In Cedars Rapids the purpose giving rise to the enhancement of value,
namely the use of the lands in question as part of a water power development of
the type in question, could arise only where the appropriate statutory powers
had been granted, whereas in the present case the land acquired could have been
used for a highway without the exercise of any statutory power and certainly
was not dependent upon the Secretary of State exercising any statutory power to
stop-up any part of Thorley Lane. I should perhaps add that it is clear, from
the passage that I have quoted from the decision in Cedars Rapids, that
the obtaining of the requisite Parliamentary powers was to be borne in mind as
providing opportunity for realisation of the enhanced value. Even after the
company had obtained the necessary statutory powers, they also required the
consent of the Dominion Government to erect works in the bed of the river and
to abstract water from it, but the provisions of rule (3) do not refer to this.
This I think goes to emphasise the distinction referred to by counsel for the
claimants when he pointed out that, if the present case was covered by the
rule, it was very difficult to see why the rules should not also cover a
purpose to which a piece of land could be put only after obtaining some
particular statutory consent such as planning permission, consent under the
Building Acts, or the like. It is clear from the modern statutory provisions
governing compensation for the compulsory acquisition of land that the question
of what types of development would receive planning consent is highly relevant
to the determination of compensation for compulsory acquisition and any
construction of the provision founded upon which resulted in any enhancement of
the value of a piece of land resulting from its use for a purpose which
required planning permission being disregarded would be absurd.
The Lands
Tribunal came to the same conclusion as I have done on the submission of the
council which has been the subject of appeal to your lordships’ House.

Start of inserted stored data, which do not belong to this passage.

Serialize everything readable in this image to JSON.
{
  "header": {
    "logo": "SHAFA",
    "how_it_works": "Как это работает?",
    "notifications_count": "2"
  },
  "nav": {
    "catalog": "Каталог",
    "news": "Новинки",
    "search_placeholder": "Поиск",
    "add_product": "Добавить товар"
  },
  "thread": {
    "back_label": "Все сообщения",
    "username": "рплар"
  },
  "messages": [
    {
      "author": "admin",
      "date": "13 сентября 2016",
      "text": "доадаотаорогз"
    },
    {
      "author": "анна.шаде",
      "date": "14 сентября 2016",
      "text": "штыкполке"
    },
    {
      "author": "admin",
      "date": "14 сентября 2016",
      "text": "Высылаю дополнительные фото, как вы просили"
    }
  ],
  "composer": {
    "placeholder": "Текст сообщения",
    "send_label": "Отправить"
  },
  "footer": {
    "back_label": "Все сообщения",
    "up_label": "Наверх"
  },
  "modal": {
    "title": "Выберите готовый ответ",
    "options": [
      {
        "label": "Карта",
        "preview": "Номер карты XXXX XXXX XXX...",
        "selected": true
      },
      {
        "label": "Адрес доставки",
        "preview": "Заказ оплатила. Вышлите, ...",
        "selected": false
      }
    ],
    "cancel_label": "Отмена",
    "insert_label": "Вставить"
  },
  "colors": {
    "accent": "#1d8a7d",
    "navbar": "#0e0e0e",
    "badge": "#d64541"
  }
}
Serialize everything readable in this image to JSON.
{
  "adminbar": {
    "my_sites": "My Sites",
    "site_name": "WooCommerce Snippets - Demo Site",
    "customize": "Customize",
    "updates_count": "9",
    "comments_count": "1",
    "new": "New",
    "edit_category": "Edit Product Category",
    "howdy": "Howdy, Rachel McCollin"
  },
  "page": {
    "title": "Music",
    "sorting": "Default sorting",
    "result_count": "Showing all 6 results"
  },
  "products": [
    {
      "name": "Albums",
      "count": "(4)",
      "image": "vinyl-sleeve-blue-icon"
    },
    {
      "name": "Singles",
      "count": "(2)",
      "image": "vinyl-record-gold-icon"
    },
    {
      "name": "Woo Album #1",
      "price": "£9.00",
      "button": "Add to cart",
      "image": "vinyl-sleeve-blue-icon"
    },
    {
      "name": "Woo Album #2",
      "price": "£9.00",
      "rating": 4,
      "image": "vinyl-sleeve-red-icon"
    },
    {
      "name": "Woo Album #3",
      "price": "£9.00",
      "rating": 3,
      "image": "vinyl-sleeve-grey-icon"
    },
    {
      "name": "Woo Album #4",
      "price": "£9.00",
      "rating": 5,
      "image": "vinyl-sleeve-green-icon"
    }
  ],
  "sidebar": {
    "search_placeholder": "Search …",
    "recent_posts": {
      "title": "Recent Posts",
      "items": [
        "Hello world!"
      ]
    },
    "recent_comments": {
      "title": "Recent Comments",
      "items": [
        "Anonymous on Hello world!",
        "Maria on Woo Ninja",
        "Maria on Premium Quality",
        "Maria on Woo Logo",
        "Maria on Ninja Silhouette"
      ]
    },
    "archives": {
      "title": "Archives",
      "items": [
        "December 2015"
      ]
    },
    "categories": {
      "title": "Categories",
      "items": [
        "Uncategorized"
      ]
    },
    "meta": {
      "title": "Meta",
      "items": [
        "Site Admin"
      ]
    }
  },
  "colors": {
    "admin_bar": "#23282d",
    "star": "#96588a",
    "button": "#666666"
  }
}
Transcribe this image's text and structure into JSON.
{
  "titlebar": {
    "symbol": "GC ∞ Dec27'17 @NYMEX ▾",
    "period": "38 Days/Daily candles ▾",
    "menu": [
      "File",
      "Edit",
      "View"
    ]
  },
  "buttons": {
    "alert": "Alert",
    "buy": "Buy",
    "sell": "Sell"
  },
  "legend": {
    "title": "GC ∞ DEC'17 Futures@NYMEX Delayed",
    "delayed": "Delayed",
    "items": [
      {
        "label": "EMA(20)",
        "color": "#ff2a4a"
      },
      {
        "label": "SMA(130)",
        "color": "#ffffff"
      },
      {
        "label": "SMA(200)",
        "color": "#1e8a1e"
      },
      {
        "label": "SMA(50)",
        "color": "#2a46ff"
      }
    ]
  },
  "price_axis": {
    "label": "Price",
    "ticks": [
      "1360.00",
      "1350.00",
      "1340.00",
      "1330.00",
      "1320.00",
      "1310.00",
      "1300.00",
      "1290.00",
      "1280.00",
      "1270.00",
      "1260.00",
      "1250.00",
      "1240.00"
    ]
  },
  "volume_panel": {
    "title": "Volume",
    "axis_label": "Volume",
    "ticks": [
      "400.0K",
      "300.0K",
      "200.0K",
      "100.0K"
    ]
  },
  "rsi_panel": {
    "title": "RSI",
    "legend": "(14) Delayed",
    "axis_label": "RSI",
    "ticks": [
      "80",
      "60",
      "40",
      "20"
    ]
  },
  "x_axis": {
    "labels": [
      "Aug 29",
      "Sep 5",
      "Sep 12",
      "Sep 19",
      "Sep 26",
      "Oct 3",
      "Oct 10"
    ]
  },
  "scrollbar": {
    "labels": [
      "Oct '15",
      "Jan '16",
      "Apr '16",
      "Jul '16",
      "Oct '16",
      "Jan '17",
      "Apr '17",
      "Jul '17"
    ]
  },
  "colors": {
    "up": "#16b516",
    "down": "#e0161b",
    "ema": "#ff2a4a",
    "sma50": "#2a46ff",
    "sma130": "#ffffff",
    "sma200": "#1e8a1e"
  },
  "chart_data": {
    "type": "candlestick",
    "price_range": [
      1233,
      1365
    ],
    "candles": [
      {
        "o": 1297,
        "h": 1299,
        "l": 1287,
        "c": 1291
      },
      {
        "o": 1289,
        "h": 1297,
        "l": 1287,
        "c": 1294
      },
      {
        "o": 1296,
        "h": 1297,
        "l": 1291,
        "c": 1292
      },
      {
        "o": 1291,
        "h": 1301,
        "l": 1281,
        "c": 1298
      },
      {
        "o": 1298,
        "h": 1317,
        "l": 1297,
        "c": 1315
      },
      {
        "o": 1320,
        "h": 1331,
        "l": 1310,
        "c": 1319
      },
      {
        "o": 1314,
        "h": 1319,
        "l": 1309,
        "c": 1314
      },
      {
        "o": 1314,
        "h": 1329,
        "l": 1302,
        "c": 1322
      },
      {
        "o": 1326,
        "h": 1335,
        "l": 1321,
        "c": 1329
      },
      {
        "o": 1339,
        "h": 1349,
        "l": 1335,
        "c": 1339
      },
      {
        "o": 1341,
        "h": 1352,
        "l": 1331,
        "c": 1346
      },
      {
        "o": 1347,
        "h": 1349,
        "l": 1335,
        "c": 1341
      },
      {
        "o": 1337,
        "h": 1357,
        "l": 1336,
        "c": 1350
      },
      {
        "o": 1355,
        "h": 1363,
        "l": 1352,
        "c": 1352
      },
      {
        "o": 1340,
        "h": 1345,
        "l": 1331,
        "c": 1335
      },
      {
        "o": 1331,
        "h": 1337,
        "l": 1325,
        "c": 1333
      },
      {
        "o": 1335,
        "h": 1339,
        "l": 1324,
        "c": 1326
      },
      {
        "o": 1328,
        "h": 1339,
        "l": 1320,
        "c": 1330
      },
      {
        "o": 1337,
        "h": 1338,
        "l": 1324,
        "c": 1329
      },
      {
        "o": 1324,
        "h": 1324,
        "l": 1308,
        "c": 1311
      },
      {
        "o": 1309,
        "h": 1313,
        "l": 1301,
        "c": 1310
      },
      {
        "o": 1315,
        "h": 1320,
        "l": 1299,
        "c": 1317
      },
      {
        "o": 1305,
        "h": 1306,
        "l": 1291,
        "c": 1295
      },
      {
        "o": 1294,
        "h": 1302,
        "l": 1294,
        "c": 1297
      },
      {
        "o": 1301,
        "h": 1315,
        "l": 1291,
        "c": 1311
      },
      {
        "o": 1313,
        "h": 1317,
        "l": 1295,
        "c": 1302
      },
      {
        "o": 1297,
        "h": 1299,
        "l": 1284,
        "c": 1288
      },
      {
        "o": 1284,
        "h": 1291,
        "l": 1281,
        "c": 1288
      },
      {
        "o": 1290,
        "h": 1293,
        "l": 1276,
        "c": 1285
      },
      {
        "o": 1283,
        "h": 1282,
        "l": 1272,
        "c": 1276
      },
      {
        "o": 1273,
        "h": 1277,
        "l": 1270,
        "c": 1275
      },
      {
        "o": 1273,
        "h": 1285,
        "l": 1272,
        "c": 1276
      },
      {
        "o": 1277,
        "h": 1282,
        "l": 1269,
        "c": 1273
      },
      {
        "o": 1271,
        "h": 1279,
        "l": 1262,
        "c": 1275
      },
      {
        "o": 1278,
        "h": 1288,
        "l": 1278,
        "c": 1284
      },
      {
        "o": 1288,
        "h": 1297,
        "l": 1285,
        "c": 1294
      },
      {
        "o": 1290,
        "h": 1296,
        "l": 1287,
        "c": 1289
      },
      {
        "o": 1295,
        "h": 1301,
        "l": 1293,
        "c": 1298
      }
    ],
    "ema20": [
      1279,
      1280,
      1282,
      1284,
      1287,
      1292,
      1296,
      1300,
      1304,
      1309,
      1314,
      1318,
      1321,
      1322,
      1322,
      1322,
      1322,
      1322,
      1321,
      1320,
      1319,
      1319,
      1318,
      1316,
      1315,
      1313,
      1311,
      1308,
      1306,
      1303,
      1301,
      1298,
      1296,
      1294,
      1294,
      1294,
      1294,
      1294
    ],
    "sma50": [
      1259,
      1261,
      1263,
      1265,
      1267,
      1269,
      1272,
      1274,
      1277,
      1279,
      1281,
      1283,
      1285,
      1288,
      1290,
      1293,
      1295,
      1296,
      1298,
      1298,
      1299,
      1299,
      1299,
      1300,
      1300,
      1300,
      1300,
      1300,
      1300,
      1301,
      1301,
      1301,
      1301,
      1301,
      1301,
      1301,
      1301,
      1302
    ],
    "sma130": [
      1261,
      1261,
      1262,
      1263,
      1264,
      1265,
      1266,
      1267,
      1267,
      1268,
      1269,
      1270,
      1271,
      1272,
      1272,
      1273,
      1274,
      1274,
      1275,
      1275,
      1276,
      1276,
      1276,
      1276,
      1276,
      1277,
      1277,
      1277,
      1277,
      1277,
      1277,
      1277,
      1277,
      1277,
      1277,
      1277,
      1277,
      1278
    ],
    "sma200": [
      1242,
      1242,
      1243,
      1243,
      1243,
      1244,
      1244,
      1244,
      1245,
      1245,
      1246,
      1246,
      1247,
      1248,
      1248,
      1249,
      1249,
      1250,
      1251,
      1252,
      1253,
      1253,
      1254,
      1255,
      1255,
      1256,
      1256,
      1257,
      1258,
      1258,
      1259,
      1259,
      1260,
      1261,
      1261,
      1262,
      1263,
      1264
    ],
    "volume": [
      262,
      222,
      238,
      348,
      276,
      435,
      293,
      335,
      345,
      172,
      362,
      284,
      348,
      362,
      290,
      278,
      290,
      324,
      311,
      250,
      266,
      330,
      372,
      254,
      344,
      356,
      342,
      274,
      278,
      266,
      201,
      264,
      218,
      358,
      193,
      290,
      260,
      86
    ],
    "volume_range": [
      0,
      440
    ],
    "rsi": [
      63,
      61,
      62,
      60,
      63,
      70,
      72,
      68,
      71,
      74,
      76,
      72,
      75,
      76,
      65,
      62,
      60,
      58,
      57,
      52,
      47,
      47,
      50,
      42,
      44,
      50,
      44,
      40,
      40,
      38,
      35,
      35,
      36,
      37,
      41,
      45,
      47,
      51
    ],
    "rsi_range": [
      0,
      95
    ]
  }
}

Mr
Mallett said [1988] 2 EGLR 213 at p 216:
Clearly the
first limb of the provision of rule (3) cannot apply in that the special
suitability or adaptability of the land can be realised other than by the use of
statutory powers.
In the Court
of Appeal Mann LJ dealt with the argument in this way [1989] 2 EGLR 18, at p
20:
Mr Rich relied
upon the first limb of the rule, and put the matter in this way: the Thorley
Lane improvement included not only the construction of a new carriageway but
also the closure of certain parts of the existing lane (none of which were on
the reference land). That, he said, could be achieved only in the exercise of
statutory powers, the exact nature of which I do not particularise because
there may be doubt as to whether the proper procedures were subjected to
adherence.
Undoubtedly
the reference land was locationally suitable for the improvement, and it may
even be taken that it has ‘a special suitability’. However, I am not persuaded
by the argument.
Mr Horton
countered it by saying that private developers can and do so construct roads or
road improvements upon land which they own, subject only to the obtaining of
planning permission. He also pointed out that developers frequently have to
stop-up existing highways and they may be authorised to do so at their own
instance under section 209 of the Town and Country Planning Act 1971. That
being so, and bearing in mind that the statutory closure was not upon the
reference land, I do not see, in common with the tribunal (albeit for different
reasons) that rule (3) applies.
The order for
costs made in the Court of Appeal no doubt reflects the fact that the Court of
Appeal decided against the council on this argument, although in their favour
on the other argument which resulted in the Court of Appeal deciding to remit
the case to the Lands Tribunal. Since, in my opinion, the result on the
argument adduced to your lordships is the same as it was both in the Lands
Tribunal and in the Court of Appeal, the decision of the Court of Appeal as to
costs should stand, but the council having failed in their appeal to this House
must pay the claimants’ costs here.
LORDS KEITH
OF KINKEL, BRIGHTMAN, OLIVER OF AYLMERTON and LOWRY
agreed that the appeal should be dismissed, and did not add anything.